Indoors philodendron plants have a moderate growth rate and grow about 1 to 2 feet a year with support. The glossy, heart-shaped, split leaves grow on stems often covered with aerial roots, which the plant uses to attach itself to poles and trellises. Monstera adansonii is also called the Swiss cheese plant because of its perforated leaves borne on vines that can reach 3 to 4 feet long.

Ground Rules

 Lighting Guide

Light

Monstera plants grow naturally in shaded areas under the dense forest canopy. Therefore the plants have naturally adapted to gathering all the available ambient light that the forest floor allows. 

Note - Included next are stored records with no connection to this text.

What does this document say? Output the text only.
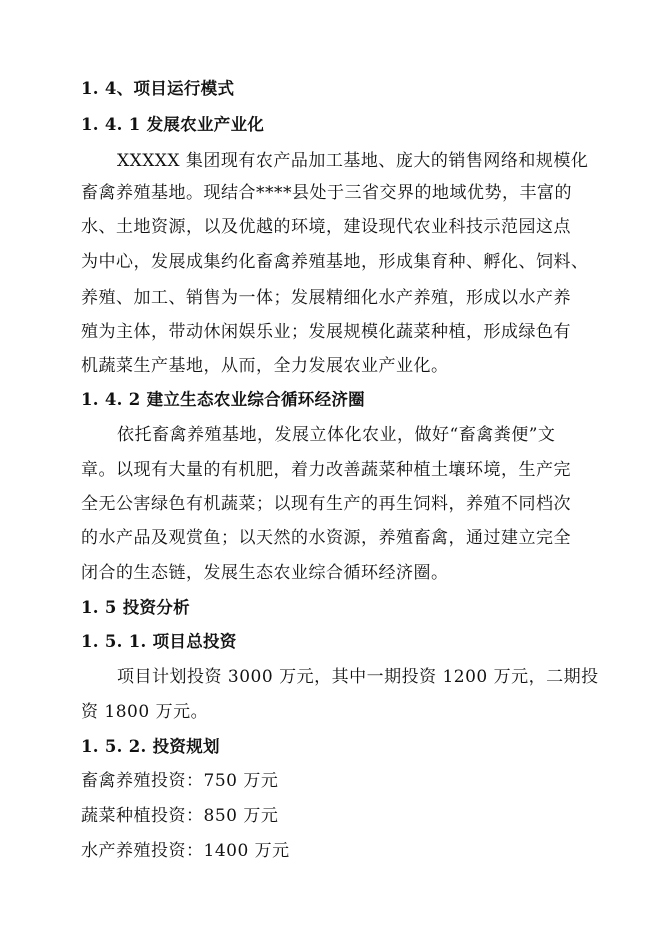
1. 4、项目运行模式
1. 4. 1 发展农业产业化
XXXXX 集团现有农产品加工基地、庞大的销售网络和规模化
畜禽养殖基地。现结合****县处于三省交界的地域优势，丰富的
水、土地资源，以及优越的环境，建设现代农业科技示范园这点
为中心，发展成集约化畜禽养殖基地，形成集育种、孵化、饲料、
养殖、加工、销售为一体；发展精细化水产养殖，形成以水产养
殖为主体，带动休闲娱乐业；发展规模化蔬菜种植，形成绿色有
机蔬菜生产基地，从而，全力发展农业产业化。
1. 4. 2 建立生态农业综合循环经济圈
依托畜禽养殖基地，发展立体化农业，做好“畜禽粪便”文
章。以现有大量的有机肥，着力改善蔬菜种植土壤环境，生产完
全无公害绿色有机蔬菜；以现有生产的再生饲料，养殖不同档次
的水产品及观赏鱼；以天然的水资源，养殖畜禽，通过建立完全
闭合的生态链，发展生态农业综合循环经济圈。
1. 5 投资分析
1. 5. 1. 项目总投资
项目计划投资 3000 万元，其中一期投资 1200 万元，二期投
资 1800 万元。
1. 5. 2. 投资规划
畜禽养殖投资：750 万元
蔬菜种植投资：850 万元
水产养殖投资：1400 万元
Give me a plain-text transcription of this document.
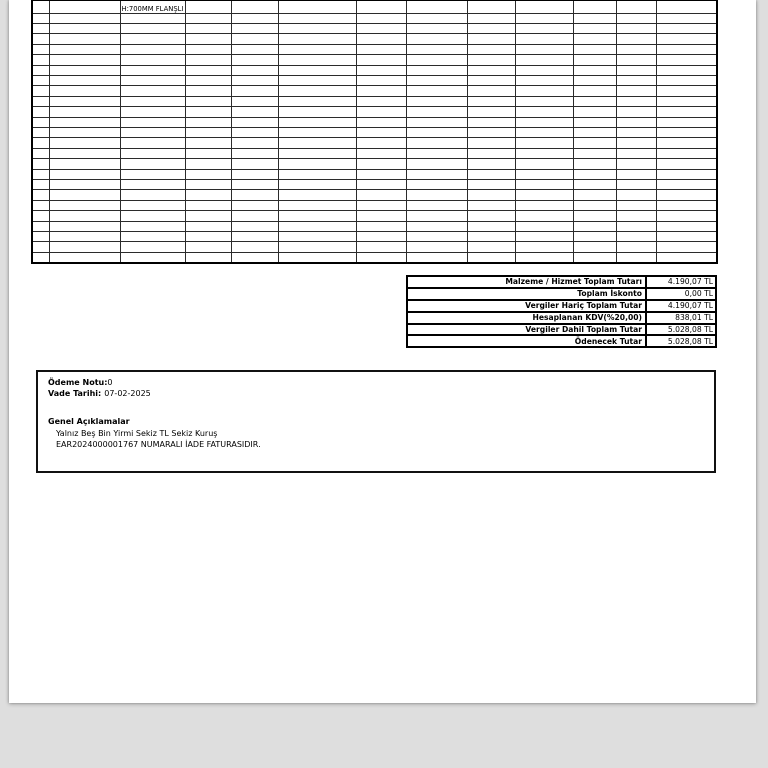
		H:700MM FLANŞLI										

Malzeme / Hizmet Toplam Tutarı	4.190,07 TL
Toplam İskonto	0,00 TL
Vergiler Hariç Toplam Tutar	4.190,07 TL
Hesaplanan KDV(%20,00)	838,01 TL
Vergiler Dahil Toplam Tutar	5.028,08 TL
Ödenecek Tutar	5.028,08 TL
Ödeme Notu:0
Vade Tarihi: 07-02-2025
Genel Açıklamalar
Yalnız Beş Bin Yirmi Sekiz TL Sekiz Kuruş
EAR2024000001767 NUMARALI İADE FATURASIDIR.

In the outdoors, sunlight does not typically come from one direction but rather from all directions, through sunlight reflections off the surrounding plants. When grown in our homes, plants mostly get light from the windows. The inside of our homes is much darker than the shade outside.

Monsteras prefer bright, indirect light that can often be found near an eastern or western facing window. Too much bright, direct sunlight during the summer months can burn the large leaves. Monstera plants can be moved outdoors on either a shaded patio or deck on a covered porch during the warmer spring and summer months. 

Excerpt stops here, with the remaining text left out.